Recently, blogger Barry Ritholtz kicked off a discussion of the historical patterns analyzed on this blog. Most of the analyses extend from March, 2003 to the present, which tracks the recent low volatility bull market. Shouldn't we analyze over longer market periods? Would the historical patterns remain the same, or do they change over time?
As I indicated in my responses to these questions, the answer to this question differentiates those who are searching for universal relationships in the market (mechanical systems that will work in any market condition) from those who continuously model and remodel markets to find local regimes (relationships that wax and wane over time).

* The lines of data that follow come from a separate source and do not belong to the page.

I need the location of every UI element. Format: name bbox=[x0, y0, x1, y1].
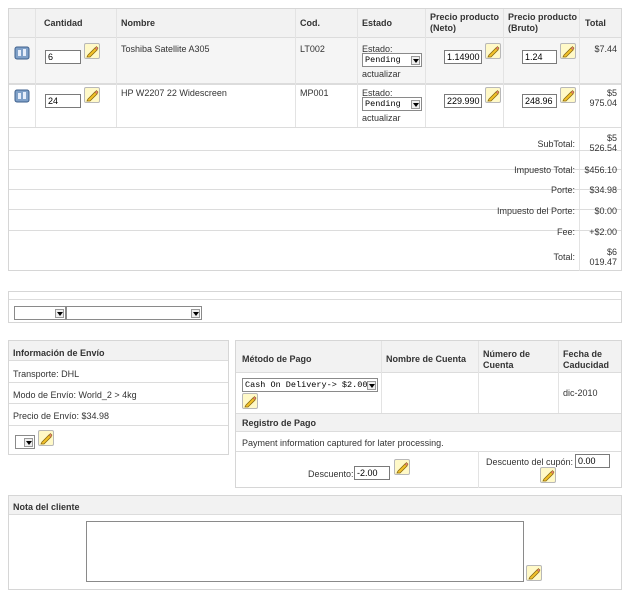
col-header-name: Nombre bbox=[121, 18, 156, 28]
discount-label: Descuento: bbox=[308, 469, 354, 479]
customer-note-panel: Nota del cliente bbox=[8, 495, 622, 590]
shipping-price: Precio de Envío: $34.98 bbox=[13, 411, 110, 421]
edit-quantity-icon[interactable] bbox=[84, 87, 100, 103]
item-total: $5 bbox=[606, 88, 617, 98]
edit-payment-icon[interactable] bbox=[242, 393, 258, 409]
product-select[interactable] bbox=[66, 306, 202, 320]
shipping-cost-value: $34.98 bbox=[589, 185, 617, 195]
price-net-input[interactable]: 1.14900 bbox=[444, 50, 482, 64]
item-total: $7.44 bbox=[594, 44, 617, 54]
update-link[interactable]: actualizar bbox=[362, 113, 401, 123]
grand-total-value: $6 bbox=[606, 247, 617, 257]
customer-note-title: Nota del cliente bbox=[13, 502, 80, 512]
state-select[interactable]: Pending bbox=[362, 53, 422, 67]
edit-coupon-icon[interactable] bbox=[540, 467, 556, 483]
payment-panel: Método de Pago Nombre de Cuenta Número d… bbox=[235, 340, 622, 488]
edit-price-gross-icon[interactable] bbox=[560, 87, 576, 103]
col-header-price-gross: Precio producto bbox=[508, 12, 578, 22]
price-net-input[interactable]: 229.990 bbox=[444, 94, 482, 108]
edit-discount-icon[interactable] bbox=[394, 459, 410, 475]
shipping-carrier: Transporte: DHL bbox=[13, 369, 80, 379]
edit-shipping-icon[interactable] bbox=[38, 430, 54, 446]
coupon-input[interactable]: 0.00 bbox=[575, 454, 610, 468]
col-header-total: Total bbox=[585, 18, 606, 28]
col-header-price-gross-sub: (Bruto) bbox=[508, 23, 538, 33]
coupon-label: Descuento del cupón: bbox=[486, 457, 574, 467]
shipping-title: Información de Envío bbox=[13, 348, 105, 358]
price-gross-input[interactable]: 248.96 bbox=[522, 94, 557, 108]
product-name: Toshiba Satellite A305 bbox=[121, 44, 210, 54]
product-name: HP W2207 22 Widescreen bbox=[121, 88, 227, 98]
payment-log-text: Payment information captured for later p… bbox=[242, 438, 444, 448]
product-code: MP001 bbox=[300, 88, 329, 98]
col-header-code: Cod. bbox=[300, 18, 320, 28]
item-total: 975.04 bbox=[589, 98, 617, 108]
tax-total-label: Impuesto Total: bbox=[514, 165, 575, 175]
product-code: LT002 bbox=[300, 44, 325, 54]
shipping-cost-label: Porte: bbox=[550, 185, 575, 195]
tax-total-value: $456.10 bbox=[584, 165, 617, 175]
shipping-tax-value: $0.00 bbox=[594, 206, 617, 216]
shipping-panel: Información de Envío Transporte: DHL Mod… bbox=[8, 340, 229, 455]
payment-method-header: Método de Pago bbox=[242, 354, 312, 364]
payment-log-title: Registro de Pago bbox=[242, 418, 317, 428]
col-header-quantity: Cantidad bbox=[44, 18, 83, 28]
col-header-state: Estado bbox=[362, 18, 393, 28]
payment-method-select[interactable]: Cash On Delivery-> $2.00 bbox=[242, 378, 378, 392]
grand-total-label: Total: bbox=[553, 252, 575, 262]
subtotal-value: $5 bbox=[606, 133, 617, 143]
update-link[interactable]: actualizar bbox=[362, 69, 401, 79]
price-gross-input[interactable]: 1.24 bbox=[522, 50, 557, 64]
expiry-header: Caducidad bbox=[563, 360, 610, 370]
product-info-icon[interactable] bbox=[14, 88, 30, 104]
expiry-value: dic-2010 bbox=[563, 388, 598, 398]
col-header-price-net: Precio producto bbox=[430, 12, 500, 22]
col-header-price-net-sub: (Neto) bbox=[430, 23, 456, 33]
edit-price-gross-icon[interactable] bbox=[560, 43, 576, 59]
grand-total-value: 019.47 bbox=[589, 257, 617, 267]
fee-label: Fee: bbox=[556, 227, 575, 237]
account-number-header: Número de bbox=[483, 349, 531, 359]
subtotal-label: SubTotal: bbox=[537, 139, 575, 149]
edit-note-icon[interactable] bbox=[526, 565, 542, 581]
subtotal-value: 526.54 bbox=[589, 143, 617, 153]
product-info-icon[interactable] bbox=[14, 45, 30, 61]
account-number-header: Cuenta bbox=[483, 360, 514, 370]
customer-note-textarea[interactable] bbox=[86, 521, 524, 582]
shipping-mode: Modo de Envío: World_2 > 4kg bbox=[13, 390, 137, 400]
fee-value: +$2.00 bbox=[589, 227, 617, 237]
edit-price-net-icon[interactable] bbox=[485, 43, 501, 59]
add-product-panel bbox=[8, 291, 622, 323]
edit-price-net-icon[interactable] bbox=[485, 87, 501, 103]
shipping-tax-label: Impuesto del Porte: bbox=[496, 206, 575, 216]
account-name-header: Nombre de Cuenta bbox=[386, 354, 467, 364]
quantity-input[interactable]: 6 bbox=[45, 50, 81, 64]
order-items-panel: Cantidad Nombre Cod. Estado Precio produ… bbox=[8, 8, 622, 271]
quantity-input[interactable]: 24 bbox=[45, 94, 81, 108]
shipping-method-select[interactable] bbox=[15, 435, 35, 449]
product-category-select[interactable] bbox=[14, 306, 66, 320]
discount-input[interactable]: -2.00 bbox=[354, 466, 390, 480]
state-select[interactable]: Pending bbox=[362, 97, 422, 111]
expiry-header: Fecha de bbox=[563, 349, 603, 359]
edit-quantity-icon[interactable] bbox=[84, 43, 100, 59]
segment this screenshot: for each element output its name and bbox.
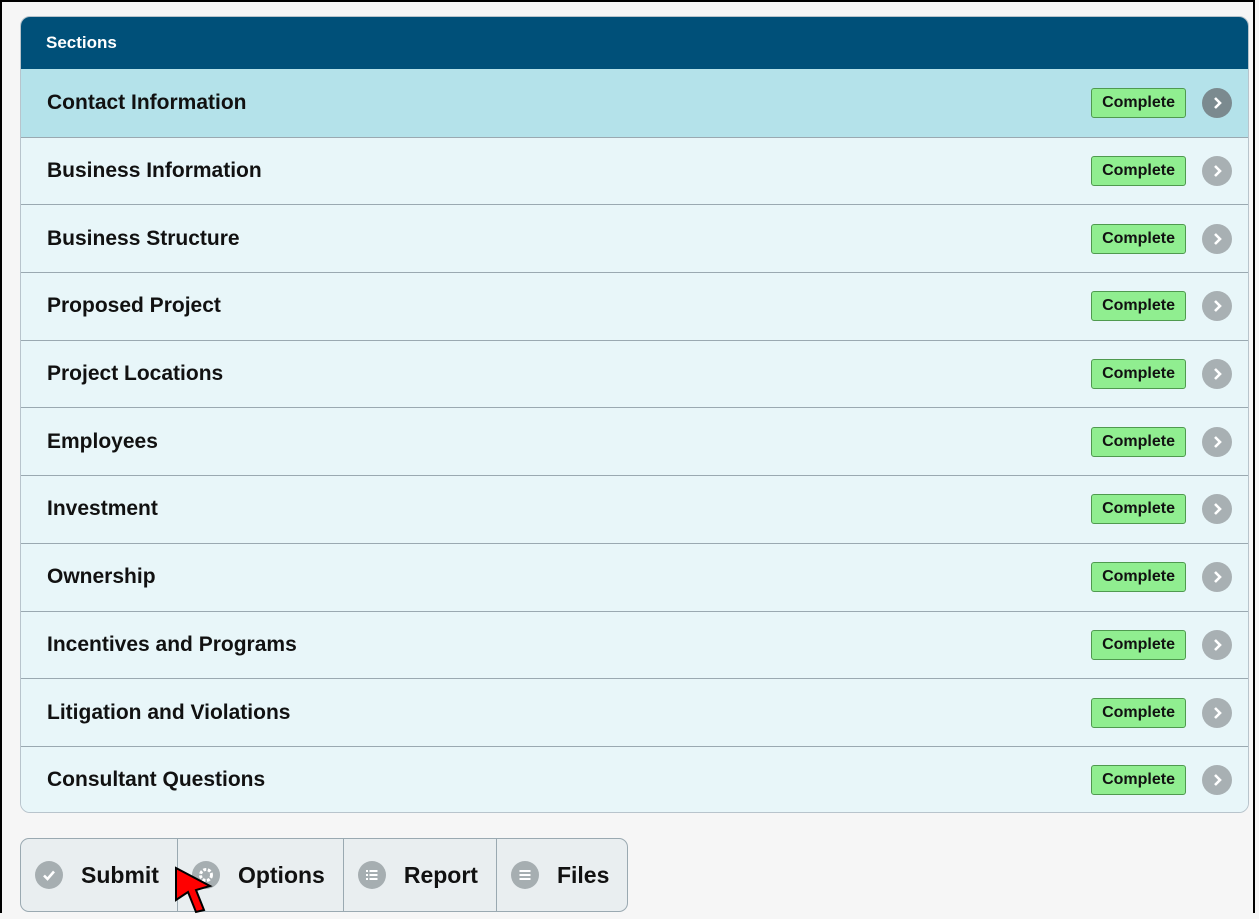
chevron-right-icon[interactable] xyxy=(1202,426,1232,457)
chevron-right-icon[interactable] xyxy=(1202,223,1232,254)
section-row-incentives-and-programs[interactable]: Incentives and Programs Complete xyxy=(21,610,1248,679)
status-badge: Complete xyxy=(1091,697,1186,728)
status-badge: Complete xyxy=(1091,426,1186,457)
section-row-business-information[interactable]: Business Information Complete xyxy=(21,136,1248,205)
chevron-right-icon[interactable] xyxy=(1202,765,1232,796)
chevron-right-icon[interactable] xyxy=(1202,156,1232,187)
chevron-right-icon[interactable] xyxy=(1202,697,1232,728)
status-badge: Complete xyxy=(1091,765,1186,796)
section-label: Business Information xyxy=(47,159,262,183)
section-label: Proposed Project xyxy=(47,294,221,318)
chevron-right-icon[interactable] xyxy=(1202,629,1232,660)
files-label: Files xyxy=(556,861,610,888)
report-label: Report xyxy=(403,861,478,888)
chevron-right-icon[interactable] xyxy=(1202,87,1232,118)
section-label: Ownership xyxy=(47,565,156,589)
section-label: Business Structure xyxy=(47,226,240,250)
submit-button[interactable]: Submit xyxy=(21,839,177,911)
status-badge: Complete xyxy=(1091,494,1186,525)
status-badge: Complete xyxy=(1091,629,1186,660)
submit-label: Submit xyxy=(81,861,159,888)
section-label: Incentives and Programs xyxy=(47,632,297,656)
files-button[interactable]: Files xyxy=(495,839,627,911)
section-row-litigation-and-violations[interactable]: Litigation and Violations Complete xyxy=(21,678,1248,746)
section-row-business-structure[interactable]: Business Structure Complete xyxy=(21,204,1248,273)
status-badge: Complete xyxy=(1091,223,1186,254)
status-badge: Complete xyxy=(1091,291,1186,322)
section-label: Project Locations xyxy=(47,362,224,386)
list-icon xyxy=(357,861,386,889)
section-label: Contact Information xyxy=(47,90,247,114)
chevron-right-icon[interactable] xyxy=(1202,494,1232,525)
pointer-arrow-icon xyxy=(174,866,214,919)
section-label: Investment xyxy=(47,497,158,521)
section-row-ownership[interactable]: Ownership Complete xyxy=(21,542,1248,611)
sections-header: Sections xyxy=(21,17,1248,69)
chevron-right-icon[interactable] xyxy=(1202,562,1232,593)
options-label: Options xyxy=(237,861,325,888)
sections-panel: Sections Contact Information Complete Bu… xyxy=(20,16,1249,813)
status-badge: Complete xyxy=(1091,87,1186,118)
status-badge: Complete xyxy=(1091,359,1186,390)
chevron-right-icon[interactable] xyxy=(1202,359,1232,390)
section-row-contact-information[interactable]: Contact Information Complete xyxy=(21,69,1248,137)
section-label: Employees xyxy=(47,429,158,453)
section-label: Consultant Questions xyxy=(47,768,266,792)
status-badge: Complete xyxy=(1091,562,1186,593)
checkmark-icon xyxy=(35,861,63,889)
section-row-investment[interactable]: Investment Complete xyxy=(21,475,1248,543)
action-toolbar: Submit Options Report Files xyxy=(20,838,629,912)
section-row-proposed-project[interactable]: Proposed Project Complete xyxy=(21,272,1248,340)
menu-lines-icon xyxy=(510,861,539,889)
section-label: Litigation and Violations xyxy=(47,700,291,724)
report-button[interactable]: Report xyxy=(342,839,496,911)
sections-list: Contact Information Complete Business In… xyxy=(21,69,1248,812)
section-row-consultant-questions[interactable]: Consultant Questions Complete xyxy=(21,745,1248,812)
section-row-project-locations[interactable]: Project Locations Complete xyxy=(21,339,1248,408)
status-badge: Complete xyxy=(1091,156,1186,187)
section-row-employees[interactable]: Employees Complete xyxy=(21,407,1248,476)
chevron-right-icon[interactable] xyxy=(1202,291,1232,322)
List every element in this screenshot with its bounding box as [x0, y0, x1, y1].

Here's a practical example: Let's say that I am trying to predict a person's behavior in response to a piece of news. I could take a large past sample of behaviors following receiving news and use this to make my prediction. That would be a linear approach, looking for a universal relationship between news and behavior.
A different approach might say: The person's behavior in response to news will depend on their moods, which come and go. So I will have one prediction if the person is in a good mood, another prediction if mood is neutral, and a different prediction when the person is in a bad mood. My samples for analysis will consist of only good mood occasions (for my first model), neutral mood occasions (for the second model) and bad mood occasions (for my third model). This would be a non-linear approach, finding different relationships between news and behavior as a function of mood.
Consider that volatility and trending are variables that define market mood. If that is the case, the non-linear historical modeler would argue, relationships between indicators (such as the VIX) and future price change should be specific to the mood (market conditions) at the time. There is no strong, universal predictive relationship across all moods (market conditions).
Because of this, no trading edges last forever in the view of the non-linear modeler.
Let's take the relative VIX as an example. In my previous post, I found that, when the VIX exceeds its 20 day moving average by 15% or more, there is a bullish edge going forward. That analysis covered March, 2003 to the present. But let's extend the analysis from January, 1998 to the present (N = 2124 trading days).
During that time, we have 159 occasions in which the VIX exceeds its 20-day moving average by 15% or more. If we divide the sample in half based solely on time, a pattern emerges. Between January, 1998 and March, 2001 (N = 80), after such a VIX spike the S&P 500 Index (SPY) was up by an average of .62% two days later (51 up, 29 down). This outperformed the overall sample, which shows a two-day average gain of .04% (1111 up, 1013 down).
From March, 2001 to the present, following a VIX spike (N = 79), the market was up by an average of only .05% (43 up, 36 down) two days later. This does not outperform the overall market.
In other words, the relative VIX gave us a bullish edge between 1998 and early 2001, but not afterward. From the earlier post, we saw that the VIX spike gave a bullish edge from 2003 to the present. As you might imagine, the same VIX spike provided no edge--and actually led to a slightly bearish outcome--during 2001 and 2002 (-.07%; 25 up, 25 down).
We could come to two conclusions about the VIX from this little investigation: 1) it is a poor indicator, since it does not yield consistent predictions over time; or 2) it is a good indicator, as long as we utilize it when current market conditions suggest it will be effective. Clearly, this site takes the latter approach. It's not a foolproof method--market cycles can possibly change without our being aware of it at the time--but until we find the perfect, universal indicator, it might just be the best we can do in the face of complexity and uncertainty.